E
|
xisten entre nosotros bastantes personas, más de las que pudiéramos pensar a priori, que tienen cierta propensión a
creer en la teoría de la conspiración. Se trata de individuos aparentemente
normales en su mayor parte, no como Jerry Fletcher, el personaje interpretado
por Mel Gibson en la película que lleva por título, precisamente, Conspiración, que no sólo está
obsesionado con la existencia de múltiples conspiraciones que dirigen la marcha
del mundo, sino que muestra su obsesión en todo lo que hace y hasta
físicamente. Las personas que, entre nosotros, comparten esta afición no lo
demuestran de esa manera porque llevan, en general, una vida de lo más normal.
Sin embargo, cuando se sientan en las terrazas a tomar café como todo el mundo,
o charlan en los bares al calor de una copa, en lugar de mantener
conversaciones normales, se dedican a desarrollar las más absurdas teorías en
torno a conspiraciones imposibles.
Es así que durante años han
estado afirmando, sin ninguna prueba, como buenos aficionados a la teoría de la
conspiración, que el Gobierno de Estados Unidos (en realidad todos los
gobiernos que dispongan de medios, dicen) se dedica a espiarnos a todos con la
secreta e inadmisible finalidad de ejercer un cada vez más efectivo control
sobre los individuos. ¡Menudo disparate! O que los gobiernos de los países
democráticos no disponen de margen de maniobra porque actúan al dictado de los
mercados, que según dicen ahora los conspiranoicos,
no es sino un eufemismo para referirse a lo que en tiempos pasados se
denominaba el capital: entes difusos en cualquier caso que nadie sabe quiénes
son ni dónde están. ¡Como si no votáramos los ciudadanos del mundo libre a
quien nos diera la gana! Y ya en el colmo de las paranoias conspirativas, les
ha dado por decir que la crisis económica es un cuento que se han inventado los
poderosos para favorecer a los grupos sociales más privilegiados en detrimento
del resto que está siendo deliberadamente empobrecido. Una estafa, vaya.
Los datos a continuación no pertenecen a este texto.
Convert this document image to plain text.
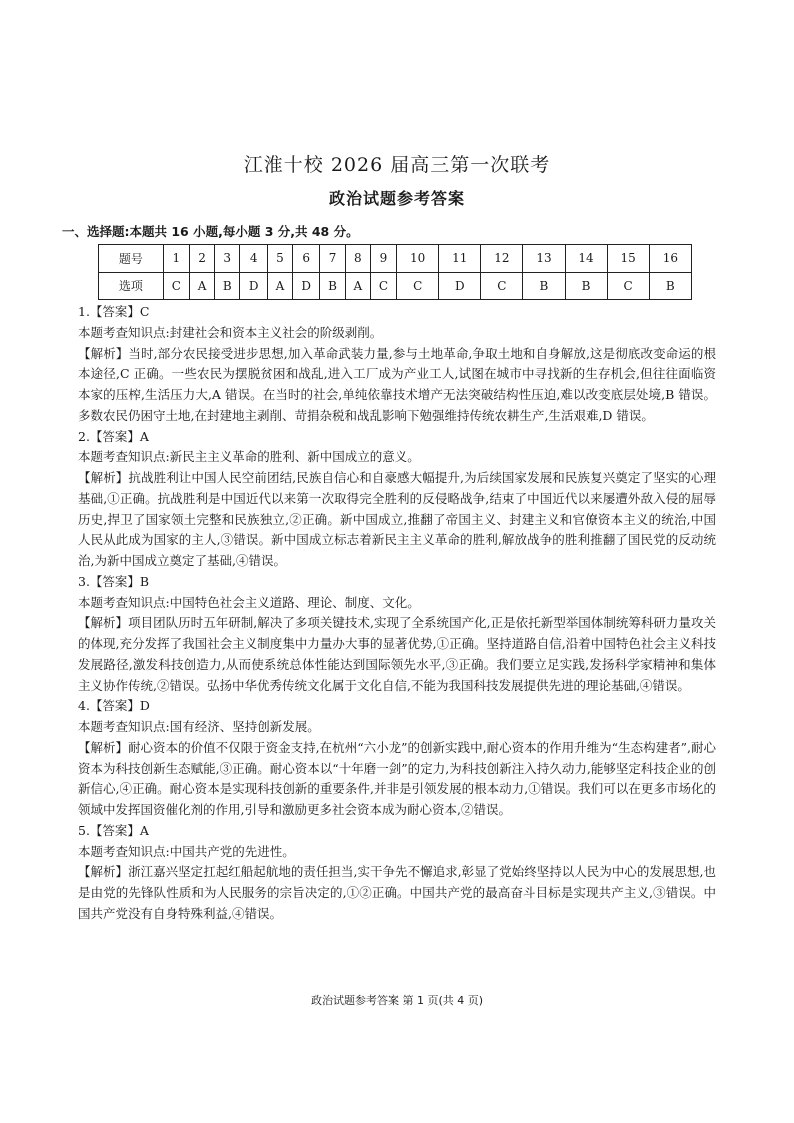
江淮十校 2026 届高三第一次联考
政治试题参考答案
一、选择题:本题共 16 小题,每小题 3 分,共 48 分。
题号	1	2	3	4	5	6	7	8	9	10	11	12	13	14	15	16
选项	C	A	B	D	A	D	B	A	C	C	D	C	B	B	C	B

1.【答案】C

本题考查知识点:封建社会和资本主义社会的阶级剥削。

【解析】当时,部分农民接受进步思想,加入革命武装力量,参与土地革命,争取土地和自身解放,这是彻底改变命运的根本途径,C 正确。一些农民为摆脱贫困和战乱,进入工厂成为产业工人,试图在城市中寻找新的生存机会,但往往面临资本家的压榨,生活压力大,A 错误。在当时的社会,单纯依靠技术增产无法突破结构性压迫,难以改变底层处境,B 错误。多数农民仍困守土地,在封建地主剥削、苛捐杂税和战乱影响下勉强维持传统农耕生产,生活艰难,D 错误。

2.【答案】A

本题考查知识点:新民主主义革命的胜利、新中国成立的意义。

【解析】抗战胜利让中国人民空前团结,民族自信心和自豪感大幅提升,为后续国家发展和民族复兴奠定了坚实的心理基础,①正确。抗战胜利是中国近代以来第一次取得完全胜利的反侵略战争,结束了中国近代以来屡遭外敌入侵的屈辱历史,捍卫了国家领土完整和民族独立,②正确。新中国成立,推翻了帝国主义、封建主义和官僚资本主义的统治,中国人民从此成为国家的主人,③错误。新中国成立标志着新民主主义革命的胜利,解放战争的胜利推翻了国民党的反动统治,为新中国成立奠定了基础,④错误。

3.【答案】B

本题考查知识点:中国特色社会主义道路、理论、制度、文化。

【解析】项目团队历时五年研制,解决了多项关键技术,实现了全系统国产化,正是依托新型举国体制统筹科研力量攻关的体现,充分发挥了我国社会主义制度集中力量办大事的显著优势,①正确。坚持道路自信,沿着中国特色社会主义科技发展路径,激发科技创造力,从而使系统总体性能达到国际领先水平,③正确。我们要立足实践,发扬科学家精神和集体主义协作传统,②错误。弘扬中华优秀传统文化属于文化自信,不能为我国科技发展提供先进的理论基础,④错误。

4.【答案】D

本题考查知识点:国有经济、坚持创新发展。

【解析】耐心资本的价值不仅限于资金支持,在杭州“六小龙”的创新实践中,耐心资本的作用升维为“生态构建者”,耐心资本为科技创新生态赋能,③正确。耐心资本以“十年磨一剑”的定力,为科技创新注入持久动力,能够坚定科技企业的创新信心,④正确。耐心资本是实现科技创新的重要条件,并非是引领发展的根本动力,①错误。我们可以在更多市场化的领域中发挥国资催化剂的作用,引导和激励更多社会资本成为耐心资本,②错误。

5.【答案】A

本题考查知识点:中国共产党的先进性。

【解析】浙江嘉兴坚定扛起红船起航地的责任担当,实干争先不懈追求,彰显了党始终坚持以人民为中心的发展思想,也是由党的先锋队性质和为人民服务的宗旨决定的,①②正确。中国共产党的最高奋斗目标是实现共产主义,③错误。中国共产党没有自身特殊利益,④错误。

政治试题参考答案 第 1 页(共 4 页)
Los adeptos a la teoría de
la conspiración, lo decíamos al principio, son más de los que creemos. Su
aparente normalidad les permite pasar desapercibidos, pero cualquiera podría
ser uno de ellos: médicos, albañiles, científicos, profesores, mecánicos,
periodistas… están en todas partes, incluso entre los parados y pensionistas. Si
hasta hay políticos que se dedican a dar pábulo a los delirios de quienes ven
señales de la conspiración universal en cualquier lado: el expresidente Zapatero,
sin ir más lejos, que ahora dice que si hizo lo que hizo fue porque estaba
preso de los poderes económicos, sin ofrecer más prueba que una simple carta
que le envió Jean-Claude Trichet en 2011, a la sazón presidente del Banco Central
Europeo. Y aunque estos conspiranoicos
son en principio inofensivos, más nos valdría vigilarlos de cerca, pues quién
sabe lo que podría ocurrir si llegaran a convencer a la ciudadanía de la
plausibilidad de sus disparatadas teorías.